— А ты что же думаешь? Ты у дяди любимый племянничек, а к Валентине он никогда особых симпатий не питал — значит, он ради тебя душой кривить должен? Выгораживать тебя, Валентину в вашем разладе винить?
— Вот, значит, как оно получается… за моей спиной… все заодно? Ну, этим вы меня не запугаете!
— Кому нужно тебя пугать? Конечно, дело твое молодое… сам говоришь: не ты первый, не ты последний. На твой век дур хватит. Не пожилось с Валей — найдется Галя или Томочка… А Валентина… горько, конечно, ты у нее первый, она тебя любила, да и теперь любит, хотя ты такой любви и не стоишь. Ну, ничего. Помучается, перестрадает и тоже свою судьбу найдет… Не забудь только, что у нее от тебя сын растет… Ты думаешь — это просто, когда Олежка не тебя, а чужого дядю папой называть станет…
— Ну, это еще, положим, вопрос…
— Какой же тут может быть вопрос? Ты же сам от жены, а значит, и от сына отрекаешься. Не будет же она с двадцати двух лет всю жизнь тебя оплакивать. Молодая, красивая, умница…
— Ты же ее никогда не любила и сейчас не любишь… — зло перебил Павел.
— А тебя это теперь не касается. Она мне внука родила, а я ее сыну бабкой довожусь. Подумай-ка ты сам, кому, кроме матери да бабки, твой Олежка нужен? Ну, ладно. Что-то я очень устала. Допивай чай и иди…
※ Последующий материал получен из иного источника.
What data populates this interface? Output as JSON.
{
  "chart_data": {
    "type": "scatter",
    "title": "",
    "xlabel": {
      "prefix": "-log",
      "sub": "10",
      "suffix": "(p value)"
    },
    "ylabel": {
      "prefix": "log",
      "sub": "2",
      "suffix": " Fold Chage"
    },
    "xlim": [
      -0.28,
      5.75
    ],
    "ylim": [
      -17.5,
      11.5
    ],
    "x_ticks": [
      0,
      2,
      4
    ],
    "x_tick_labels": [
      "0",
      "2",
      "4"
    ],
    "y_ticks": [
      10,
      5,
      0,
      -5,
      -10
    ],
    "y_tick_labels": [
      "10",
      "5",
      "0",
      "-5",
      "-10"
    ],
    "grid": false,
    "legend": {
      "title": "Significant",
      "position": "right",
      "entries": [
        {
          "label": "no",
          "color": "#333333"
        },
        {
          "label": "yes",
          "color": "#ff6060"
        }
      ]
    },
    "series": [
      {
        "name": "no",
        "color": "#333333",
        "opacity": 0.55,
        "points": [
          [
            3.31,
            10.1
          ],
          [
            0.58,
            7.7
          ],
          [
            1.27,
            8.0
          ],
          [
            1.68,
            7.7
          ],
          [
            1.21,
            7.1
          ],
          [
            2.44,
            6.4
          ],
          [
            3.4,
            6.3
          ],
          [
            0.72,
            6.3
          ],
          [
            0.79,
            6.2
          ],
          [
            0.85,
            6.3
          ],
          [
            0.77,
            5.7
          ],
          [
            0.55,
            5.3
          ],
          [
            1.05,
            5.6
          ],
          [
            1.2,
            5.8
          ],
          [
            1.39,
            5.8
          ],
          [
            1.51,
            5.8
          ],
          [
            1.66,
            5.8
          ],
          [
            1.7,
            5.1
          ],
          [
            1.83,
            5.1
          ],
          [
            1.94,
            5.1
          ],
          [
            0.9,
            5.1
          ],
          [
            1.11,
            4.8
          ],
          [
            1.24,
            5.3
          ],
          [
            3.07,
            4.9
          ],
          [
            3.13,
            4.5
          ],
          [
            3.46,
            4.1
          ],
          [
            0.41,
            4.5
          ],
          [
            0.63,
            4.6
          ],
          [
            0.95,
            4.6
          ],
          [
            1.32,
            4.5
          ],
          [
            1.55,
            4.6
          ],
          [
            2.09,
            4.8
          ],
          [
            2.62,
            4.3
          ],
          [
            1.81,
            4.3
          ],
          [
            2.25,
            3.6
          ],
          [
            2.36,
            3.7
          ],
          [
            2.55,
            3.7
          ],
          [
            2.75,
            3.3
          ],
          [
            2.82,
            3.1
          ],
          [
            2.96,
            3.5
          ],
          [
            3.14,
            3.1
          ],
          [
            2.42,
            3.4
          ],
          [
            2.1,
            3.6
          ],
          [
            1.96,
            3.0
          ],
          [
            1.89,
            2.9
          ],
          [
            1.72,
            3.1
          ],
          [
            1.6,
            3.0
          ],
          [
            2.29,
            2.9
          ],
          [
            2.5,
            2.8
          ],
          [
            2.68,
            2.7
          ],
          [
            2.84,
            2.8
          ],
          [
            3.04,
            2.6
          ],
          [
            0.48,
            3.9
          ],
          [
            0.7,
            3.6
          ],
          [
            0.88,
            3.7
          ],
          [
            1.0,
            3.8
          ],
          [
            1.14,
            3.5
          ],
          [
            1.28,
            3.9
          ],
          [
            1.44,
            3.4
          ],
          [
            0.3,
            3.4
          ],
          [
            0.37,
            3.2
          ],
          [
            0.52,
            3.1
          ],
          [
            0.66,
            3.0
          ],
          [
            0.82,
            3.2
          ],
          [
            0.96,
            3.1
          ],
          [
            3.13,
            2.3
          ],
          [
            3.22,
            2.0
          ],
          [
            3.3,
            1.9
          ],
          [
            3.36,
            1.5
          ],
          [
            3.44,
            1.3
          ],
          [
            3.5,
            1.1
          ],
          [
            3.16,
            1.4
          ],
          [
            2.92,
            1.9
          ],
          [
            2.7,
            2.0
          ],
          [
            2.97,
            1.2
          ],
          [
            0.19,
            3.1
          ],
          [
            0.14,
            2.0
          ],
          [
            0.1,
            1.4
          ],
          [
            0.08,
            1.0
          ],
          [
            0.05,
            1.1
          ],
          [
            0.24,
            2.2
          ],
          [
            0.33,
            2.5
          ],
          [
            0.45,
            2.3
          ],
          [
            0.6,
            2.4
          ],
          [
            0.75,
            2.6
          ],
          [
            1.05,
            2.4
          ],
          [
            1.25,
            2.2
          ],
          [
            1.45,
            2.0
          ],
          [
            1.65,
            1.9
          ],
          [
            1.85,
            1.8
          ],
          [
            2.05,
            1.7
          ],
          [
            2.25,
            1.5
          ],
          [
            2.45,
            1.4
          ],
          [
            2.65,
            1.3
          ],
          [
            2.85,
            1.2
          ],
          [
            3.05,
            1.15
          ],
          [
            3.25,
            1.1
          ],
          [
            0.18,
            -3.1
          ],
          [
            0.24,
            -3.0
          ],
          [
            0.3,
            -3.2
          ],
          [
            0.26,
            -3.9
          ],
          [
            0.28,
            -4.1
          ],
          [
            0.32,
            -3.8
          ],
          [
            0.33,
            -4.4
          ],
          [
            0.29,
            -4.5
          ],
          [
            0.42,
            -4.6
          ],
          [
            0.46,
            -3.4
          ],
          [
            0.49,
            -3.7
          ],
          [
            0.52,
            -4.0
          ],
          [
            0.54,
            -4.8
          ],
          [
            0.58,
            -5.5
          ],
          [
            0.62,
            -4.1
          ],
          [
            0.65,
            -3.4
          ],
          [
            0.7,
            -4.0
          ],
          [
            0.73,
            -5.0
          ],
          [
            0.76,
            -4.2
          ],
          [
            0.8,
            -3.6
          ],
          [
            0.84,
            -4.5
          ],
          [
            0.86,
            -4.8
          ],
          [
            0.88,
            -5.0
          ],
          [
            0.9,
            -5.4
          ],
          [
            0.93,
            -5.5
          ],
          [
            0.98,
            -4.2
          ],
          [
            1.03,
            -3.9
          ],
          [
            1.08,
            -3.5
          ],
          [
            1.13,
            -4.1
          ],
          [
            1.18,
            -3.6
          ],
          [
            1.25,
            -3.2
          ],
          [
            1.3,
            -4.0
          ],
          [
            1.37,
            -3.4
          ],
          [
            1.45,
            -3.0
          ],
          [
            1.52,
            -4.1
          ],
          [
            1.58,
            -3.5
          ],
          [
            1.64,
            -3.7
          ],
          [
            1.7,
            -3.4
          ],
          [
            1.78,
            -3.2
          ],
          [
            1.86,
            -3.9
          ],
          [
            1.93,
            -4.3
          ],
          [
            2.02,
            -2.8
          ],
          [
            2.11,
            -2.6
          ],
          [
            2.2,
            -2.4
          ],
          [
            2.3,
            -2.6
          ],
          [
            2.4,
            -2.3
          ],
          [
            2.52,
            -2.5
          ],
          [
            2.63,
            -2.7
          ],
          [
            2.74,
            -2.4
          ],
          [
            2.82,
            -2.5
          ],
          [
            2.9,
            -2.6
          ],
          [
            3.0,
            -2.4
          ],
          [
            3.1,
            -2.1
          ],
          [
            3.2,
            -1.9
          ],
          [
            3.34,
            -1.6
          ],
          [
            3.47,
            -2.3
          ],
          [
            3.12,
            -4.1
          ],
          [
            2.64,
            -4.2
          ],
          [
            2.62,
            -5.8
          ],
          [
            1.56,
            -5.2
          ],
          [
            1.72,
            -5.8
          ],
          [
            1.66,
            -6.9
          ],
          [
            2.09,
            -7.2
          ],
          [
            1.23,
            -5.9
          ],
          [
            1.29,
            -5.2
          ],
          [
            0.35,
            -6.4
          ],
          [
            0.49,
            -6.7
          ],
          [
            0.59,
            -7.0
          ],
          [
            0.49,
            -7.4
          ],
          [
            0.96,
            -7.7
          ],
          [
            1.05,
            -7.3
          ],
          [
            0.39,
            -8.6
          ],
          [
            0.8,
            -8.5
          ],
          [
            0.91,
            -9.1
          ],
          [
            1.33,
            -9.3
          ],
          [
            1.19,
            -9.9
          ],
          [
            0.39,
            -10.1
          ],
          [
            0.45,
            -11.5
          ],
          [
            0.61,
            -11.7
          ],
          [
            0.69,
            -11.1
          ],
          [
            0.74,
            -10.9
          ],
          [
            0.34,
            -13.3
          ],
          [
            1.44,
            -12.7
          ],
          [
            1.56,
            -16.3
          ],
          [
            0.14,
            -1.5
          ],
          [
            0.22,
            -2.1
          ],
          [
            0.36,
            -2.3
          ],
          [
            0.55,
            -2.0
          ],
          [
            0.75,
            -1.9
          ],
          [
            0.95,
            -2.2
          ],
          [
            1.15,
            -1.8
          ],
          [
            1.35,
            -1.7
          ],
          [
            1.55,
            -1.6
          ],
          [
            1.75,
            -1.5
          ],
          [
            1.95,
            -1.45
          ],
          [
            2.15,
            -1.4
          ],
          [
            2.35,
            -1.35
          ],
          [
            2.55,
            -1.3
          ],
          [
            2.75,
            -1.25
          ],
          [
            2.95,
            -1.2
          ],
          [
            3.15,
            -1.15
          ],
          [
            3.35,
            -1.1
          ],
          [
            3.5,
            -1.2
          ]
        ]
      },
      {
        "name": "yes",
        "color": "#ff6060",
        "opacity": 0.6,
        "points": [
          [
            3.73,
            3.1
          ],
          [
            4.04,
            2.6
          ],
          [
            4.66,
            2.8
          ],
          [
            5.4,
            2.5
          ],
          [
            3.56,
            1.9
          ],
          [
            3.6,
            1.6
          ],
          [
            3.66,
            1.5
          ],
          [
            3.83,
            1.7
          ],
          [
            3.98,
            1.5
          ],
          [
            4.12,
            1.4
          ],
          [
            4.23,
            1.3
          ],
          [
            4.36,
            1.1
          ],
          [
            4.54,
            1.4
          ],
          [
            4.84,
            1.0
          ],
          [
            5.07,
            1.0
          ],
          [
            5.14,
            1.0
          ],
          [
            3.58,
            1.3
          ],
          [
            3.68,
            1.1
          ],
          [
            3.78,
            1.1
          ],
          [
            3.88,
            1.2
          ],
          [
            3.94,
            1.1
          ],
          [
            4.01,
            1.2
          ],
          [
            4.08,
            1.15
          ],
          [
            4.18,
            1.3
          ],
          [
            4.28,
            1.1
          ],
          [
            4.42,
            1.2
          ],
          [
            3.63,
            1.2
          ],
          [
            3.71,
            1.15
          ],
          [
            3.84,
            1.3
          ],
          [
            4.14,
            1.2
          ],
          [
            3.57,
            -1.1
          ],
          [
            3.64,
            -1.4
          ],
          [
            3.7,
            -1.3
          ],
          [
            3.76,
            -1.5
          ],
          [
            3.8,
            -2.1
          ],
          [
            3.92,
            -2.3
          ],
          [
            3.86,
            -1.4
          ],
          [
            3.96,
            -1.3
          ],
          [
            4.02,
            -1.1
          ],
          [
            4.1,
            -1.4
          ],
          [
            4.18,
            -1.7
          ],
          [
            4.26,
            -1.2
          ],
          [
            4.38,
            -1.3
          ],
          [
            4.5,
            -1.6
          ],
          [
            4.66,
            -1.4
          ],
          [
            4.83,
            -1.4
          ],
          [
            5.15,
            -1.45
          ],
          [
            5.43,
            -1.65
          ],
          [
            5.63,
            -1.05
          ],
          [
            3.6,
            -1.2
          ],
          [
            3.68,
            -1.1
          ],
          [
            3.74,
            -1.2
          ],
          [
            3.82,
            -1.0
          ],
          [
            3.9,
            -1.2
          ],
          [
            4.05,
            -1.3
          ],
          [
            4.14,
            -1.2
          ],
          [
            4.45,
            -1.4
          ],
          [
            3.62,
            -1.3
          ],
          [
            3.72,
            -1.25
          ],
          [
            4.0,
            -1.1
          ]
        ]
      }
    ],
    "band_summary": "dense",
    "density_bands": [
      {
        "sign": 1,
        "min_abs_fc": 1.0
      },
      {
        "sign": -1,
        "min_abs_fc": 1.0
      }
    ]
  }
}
— Так. Значит, ты меня из дома гонишь…
— Видишь ли, я считаю, что твой дом там, где у тебя жена и ребенок. А здесь тебе делать нечего. Я тебе не помощник и не союзник… Валентина должна университет закончить… хотя бы ради Олежки, а одной ей это не по силам… Оставайся у дяди Василия, а она ко мне переедет. Если уж суждено внуку моему стать безотцовщиной, пусть он живет с матерью и бабушкой. Все же какая-никакая, а семья… Но не вздумай, когда брошенная твоя семья будет здесь находиться, таскаться сюда, каяться да прощенья просить. Валентина не из той породы женщин, которых можно безнаказанно бросать. Такие обиду прощать не умеют… да оно и правильно. Рваную веревку как ни вяжи — все узлы будут… Если веришь самому себе, что разлюбил… если решение твое окончательно… рви! Не тяни. Не терзай ее и Олежкину душонку пощади… она еще маленькая, глупая… потом ему труднее будет… А теперь… иди. Иди, Павел, я устала.
Он безмолвно, оцепенело всматривался в бледное но такое спокойное, такое черствое и чужое лицо матери.
— Я не понимаю… мама, ничего не понимаю… — Павел поднялся и потерянно окинул взглядом эту, с детства родную, до самой крохотной мелочи знакомую, милую комнату. — Не понимаю… не узнаю тебя… Какая ты жестокая… безжалостная…
Он ушел. И только тогда, через силу откачнувшись от стены, она разомкнула сцепленные за спиной затекшие от напряжения пальцы.
И сразу ее забила тяжелая, неудержимая дрожь. Сделав несколько неверных шагов, она тяжело опустилась на стул. Она не плакала, не рыдала. Припав лицом к холодной клеенке стола, она просто по- бабьи голосила, тихонько, сквозь стиснутые зубы, чтобы не услышали за стеной сердобольные соседи… Голосила от боли, от страха, от непереносимой жалости, разрывающей ее «жестокое, безжалостное» сердце.